どうすることも出来ない災害 2
あたしの中で、何かが切れた気がした。予想通りのことが起きたに過ぎない。でも、今まで起こらなかったのである。本当に起こるとは思わなかった。
「済みません。どれだけの被害ですか?」
あたしは思わず質問してしまう。やはり故郷のことだけに気にはなる。村の衆の顔が何人も浮かぶ。一緒に遊んだ友達だって居るのだ。その友達や家族に何かあったら、たまらなく辛い。
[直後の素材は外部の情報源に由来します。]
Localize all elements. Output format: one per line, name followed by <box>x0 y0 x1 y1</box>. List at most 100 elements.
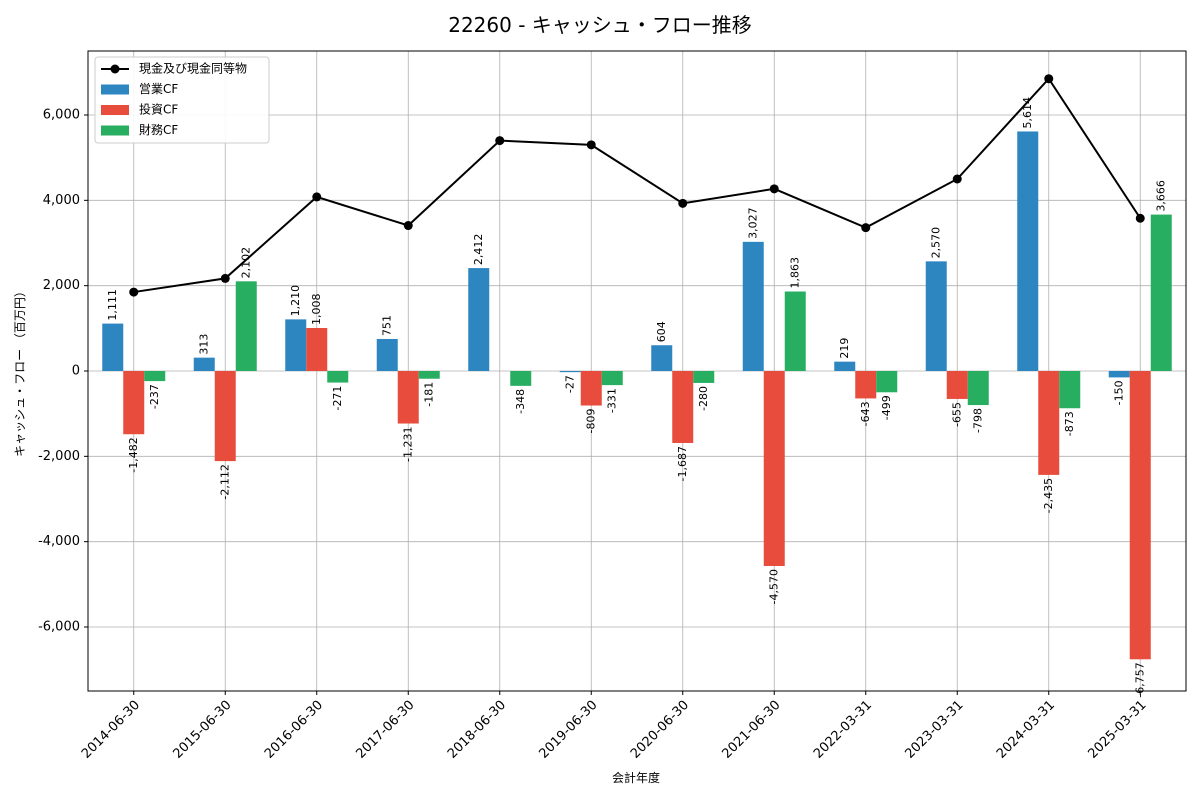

十二歳の子供に何が出来る子も解らない。よく転生物のラノベなんかでは、前世の記憶をフル活用して、みんなを救う話があるけど、単なるできの悪い不良でしか無かった、あたしには何をどうすることが出来るか解らない。特別な知識も経験もまるっきり無いのである。
「状況は不明です。かなり広域に水害が発生していることだけは解っているのですが。此れから現場まで赴いて、その場所で対処することになっております」
ウェイトレスさんにマークと呼ばれた、兵士はあたしの質問に対して律儀に応えてくれる。
「ちょっと待ってて、今扉を開けるから」
ウェイトレスさんはすぐに扉を開けた。猛烈な風ととんでもない雨が開けた扉の向こうから、雨具を来た体格のいい男とともに入ってくる。彼はありがとうと礼を言いながら、フードを外す。
黒い短髪に黒い瞳が、凜々しくも好感の持てる顔があった。歳はウェイトレスさん同じくらいだろうか。
「済みません。開いているようでしたので、つい声を掛けてしまいました。協力していただければ、領主様から協力に見合った、お礼がいただけるはずです。是非協力していただけないでしょうか」
マークは姿勢を正して頭を下げてくる。領都の兵士の中にも、こんな一生懸命な人が居る。
「ちょっと待っててね。主を呼んでくるから、まだ寝ていないと思うから」
彼女が小走りに酒場から、厨房へ入って行く。
「どうした。何があった」
たぶん料理人の声だろう。
「済まない。食事中大変失礼する。冷めないうちに食べてくれ」
マークは雨具から水滴を盛大に流しながら、扉の前で立ち尽くしている。その様子では、下着まで既にびしょ濡れだろう。この時代の雨具では、それほど役に立ちはしないのだろう。